O Brasil tem cinco milhões de propriedades rurais, sendo que 2,5 milhões se dedicam em alguma medida ao gado de corte. Cerca de 500 frigoríficos possuem SIF. Trata-se de um mercado extremamente pulverizado. Os três grandes respondem por 26% da produção, sendo que cerca de 75%-80% do que é produzido no Brasil, de modo geral, fica no país.

Ele explica que 75% do mercado é formado por pequenos produtores com baixo acesso a recursos, tecnologia e que enfrentam especificidades regionais. “É fundamental conhecer esse contexto do que é a produção pecuária. Só regulação não vai fazer com que se encontrem soluções lá na ponta que reduzam o desmatamento.”

A solução, defende Pianez, passa por fazer os recursos chegarem a esses produtores para que eles tenham acesso às tecnologias. “Se não atacarmos esses pontos, vamos continuar discutindo a mesma coisa.”

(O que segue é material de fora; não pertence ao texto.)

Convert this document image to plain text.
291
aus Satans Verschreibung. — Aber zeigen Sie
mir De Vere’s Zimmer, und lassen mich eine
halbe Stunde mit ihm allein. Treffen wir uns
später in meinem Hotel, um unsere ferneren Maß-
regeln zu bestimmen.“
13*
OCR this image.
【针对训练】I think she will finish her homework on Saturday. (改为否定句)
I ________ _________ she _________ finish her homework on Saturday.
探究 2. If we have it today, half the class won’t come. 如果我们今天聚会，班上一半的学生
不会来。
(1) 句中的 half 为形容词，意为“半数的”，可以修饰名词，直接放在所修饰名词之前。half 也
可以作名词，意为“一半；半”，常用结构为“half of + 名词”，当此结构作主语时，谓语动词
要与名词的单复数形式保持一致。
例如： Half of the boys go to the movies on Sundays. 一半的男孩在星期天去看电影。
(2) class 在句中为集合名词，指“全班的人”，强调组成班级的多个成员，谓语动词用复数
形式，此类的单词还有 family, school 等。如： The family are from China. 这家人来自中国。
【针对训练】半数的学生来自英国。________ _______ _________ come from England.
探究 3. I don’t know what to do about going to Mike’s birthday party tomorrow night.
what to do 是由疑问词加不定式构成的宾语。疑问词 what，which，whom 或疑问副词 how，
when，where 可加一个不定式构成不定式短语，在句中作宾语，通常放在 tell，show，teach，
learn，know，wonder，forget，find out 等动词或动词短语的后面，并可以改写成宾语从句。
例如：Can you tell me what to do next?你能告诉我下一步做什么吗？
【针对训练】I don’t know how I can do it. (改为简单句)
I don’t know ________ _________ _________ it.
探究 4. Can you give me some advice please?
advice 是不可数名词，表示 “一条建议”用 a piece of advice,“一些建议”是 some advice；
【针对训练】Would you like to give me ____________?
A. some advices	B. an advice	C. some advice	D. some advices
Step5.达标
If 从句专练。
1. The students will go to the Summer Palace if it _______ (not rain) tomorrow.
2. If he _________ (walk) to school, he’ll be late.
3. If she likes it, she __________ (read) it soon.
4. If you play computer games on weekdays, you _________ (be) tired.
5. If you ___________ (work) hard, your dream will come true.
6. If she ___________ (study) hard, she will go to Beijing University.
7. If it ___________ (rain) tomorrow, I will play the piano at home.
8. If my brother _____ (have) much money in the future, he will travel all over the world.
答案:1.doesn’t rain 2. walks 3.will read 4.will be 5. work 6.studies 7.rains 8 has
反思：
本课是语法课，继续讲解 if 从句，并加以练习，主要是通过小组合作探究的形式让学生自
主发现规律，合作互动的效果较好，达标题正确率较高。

Rastreabilidade para identificar a origem

O diretor da Marfrig considera imprescindível a implementação de um sistema de rastreamento para identificar a origem animal, no país. “O Brasil tem possibilidade de fazer isso hoje, com instrumentos que já estão postos. Isso exige capacitação do produtor lá na ponta, e sem políticas públicas que enderecem o recurso necessário para que isso seja feito, nada vai acontecer.”

Faltando pouco tempo para a COP 28, o secretário de Controle do Desmatamento e Ordenamento, André Lima, diz que a meta brasileira, de zerar a descarbonização até 2030, é desafiadora, e que exige um diálogo entre o setor ambientalista e o agro, em busca de ferramentas e mecanismos para viabilizá-lo. “Se vamos alcançá-lo, vai depender do diálogo.”

A CNA já apresentou suas contribuições para a COP, nas quais fala sobre financiamento e mercado de carbono. Para Sueme, a COP é um evento multilateral, então a expectativa é que as peculiaridades brasileiras sejam consideradas, bem como tudo que já foi feito pelo setor produtivo. “Ainda temos muito a fazer, mas já contribuímos bastante, nossa expectativa é de que o setor não seja visto como vilão.”

Para a Marfrig, a característica da produção da pecuária no Brasil tem um potencial enorme para fazer um bom balanço de emissão de metano, especificamente. Enquanto setor, explica Pianez, é fundamental que a indústria em geral tenha metas claras de emissão de metano, para que seja possível medir e verificar setorialmente o tamanho da contribuição com as metas do país. “A Marfrig tem reportado esses números anualmente, e claramente a gente vê meios para que isso seja viabilizado”, comentou.